The observed association between shorter CAG repeat length and seminoma risk also suggests that environmental agents, such as exogenous androgens or androgen agonists (
6), may act jointly with polymorphic AR variants to influence malignant potential of germ cells.
Chance seems an unlikely explanation for our findings for several reasons. Firstly, we observed both a monotonic trend of increasing seminoma risk over decreasing CAG repeat length and statistically significant heterogeneity between trends for risk of seminoma and nonseminoma. Secondly, the association between repeat length and seminoma risk persisted in all sensitivity analyses (excluding additional pairs from the same family as well as pairs in which cases had anaplastic or spermatocytic seminoma, personal history of cryptorchidism and/or family history of TGCT or cryptorchidism; supplementary Results, available at Carcinogenesis Online). Finally, mothers are an ideal reference group for testing association between a male-limited disease such as TGCT and an X-chromosome variant (
17). However, the possibility remains that other X-chromosome variants in linkage disequilibrium with CAG repeat genotypes could influence TGCT risk to some extent.
Strengths of our analysis include that cases analyzed were similar to cases from the base population on features that we did not oversample, and among features upon which we oversampled by design (personal history of cryptorchidism and family history of TGCT or cryptorchidism; supplementary Results, available at Carcinogenesis Online), sensitivity analyses revealed consistency of results.

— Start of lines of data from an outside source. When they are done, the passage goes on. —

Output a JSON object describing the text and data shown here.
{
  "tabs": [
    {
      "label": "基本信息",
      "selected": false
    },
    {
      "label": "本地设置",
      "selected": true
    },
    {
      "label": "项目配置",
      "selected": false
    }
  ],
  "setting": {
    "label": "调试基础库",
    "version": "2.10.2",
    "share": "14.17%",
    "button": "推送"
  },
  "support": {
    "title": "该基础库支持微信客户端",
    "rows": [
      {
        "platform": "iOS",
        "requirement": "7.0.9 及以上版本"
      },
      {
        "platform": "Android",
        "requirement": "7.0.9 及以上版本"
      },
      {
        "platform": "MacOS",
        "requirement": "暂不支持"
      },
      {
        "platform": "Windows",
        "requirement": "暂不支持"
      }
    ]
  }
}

Moreover, comparing cases to mothers allowed us to estimate genotype–disease associations in a manner free of confounding by population structure, often a concern in studying conditions, like TGCT, that vary greatly by race/ethnicity. One consideration regarding the case–parent design is that parental genotypes associated with disease risk may interfere with reproductive ability. However, there is no evidence that CAG repeat length influences female fertility, thus mothers’ untransmitted alleles seem an appropriate control in this investigation. A limitation is that we enrolled only surviving TGCT cases, which may have excluded cases with most severe disease. However, survival rates are exceedingly high, so this concern seems minor.

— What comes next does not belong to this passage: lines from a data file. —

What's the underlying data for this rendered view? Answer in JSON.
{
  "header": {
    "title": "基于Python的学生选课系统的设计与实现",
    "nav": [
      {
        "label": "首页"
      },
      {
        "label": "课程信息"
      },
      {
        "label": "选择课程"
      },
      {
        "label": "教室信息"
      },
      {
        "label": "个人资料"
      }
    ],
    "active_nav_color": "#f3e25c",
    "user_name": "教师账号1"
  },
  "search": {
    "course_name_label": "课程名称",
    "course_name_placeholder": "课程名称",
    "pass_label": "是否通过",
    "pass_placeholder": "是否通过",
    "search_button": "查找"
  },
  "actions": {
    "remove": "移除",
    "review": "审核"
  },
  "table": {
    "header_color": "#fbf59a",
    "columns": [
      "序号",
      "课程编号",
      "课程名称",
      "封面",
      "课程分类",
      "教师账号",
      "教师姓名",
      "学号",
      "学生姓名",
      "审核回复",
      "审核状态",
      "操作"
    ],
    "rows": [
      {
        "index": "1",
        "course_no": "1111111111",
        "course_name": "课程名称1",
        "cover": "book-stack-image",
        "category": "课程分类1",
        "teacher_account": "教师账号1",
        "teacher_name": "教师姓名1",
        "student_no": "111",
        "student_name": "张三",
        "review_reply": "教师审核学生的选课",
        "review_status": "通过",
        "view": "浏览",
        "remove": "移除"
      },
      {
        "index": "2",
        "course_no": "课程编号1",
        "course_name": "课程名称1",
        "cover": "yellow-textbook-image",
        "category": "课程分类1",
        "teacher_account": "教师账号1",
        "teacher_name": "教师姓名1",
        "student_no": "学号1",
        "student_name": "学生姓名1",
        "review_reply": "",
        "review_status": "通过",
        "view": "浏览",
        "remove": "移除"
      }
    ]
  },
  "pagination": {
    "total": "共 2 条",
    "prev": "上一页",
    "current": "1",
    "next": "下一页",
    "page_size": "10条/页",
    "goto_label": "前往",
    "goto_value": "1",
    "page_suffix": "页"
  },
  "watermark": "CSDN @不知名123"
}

In summary, we found shorter AR CAG repeat length is associated with risk of seminoma, suggesting the AR may be involved in progression from CIS/ITGCNU to seminoma, or that the activity of androgens, possibly through non-genomic mechanisms, may influence testicular carcinogenesis in utero. Mechanistic insights may be provided by investigating both AR expression and AR methylation in TGCT tissue of distinct histologic types and the role of AR transactivation and varying testosterone levels on the development and malignant potential of gonocytes. Further association studies are warranted to confirm these findings, including associations of shorter AR CAG repeats with seminoma risk, longer AR CAG repeats with nonseminoma risk and an apparently null association with mixed GCT risk. Such confirmation would further implicate molecules of androgen action and response in TGCT etiology, establishing two new TGCT research priorities: epidemiologic investigation of potential joint effects of functional AR variants and exposure to hormonally active compounds of both endogenous and exogenous origin, and exploration of cellular mechanisms underlying AR variant–TGCT associations.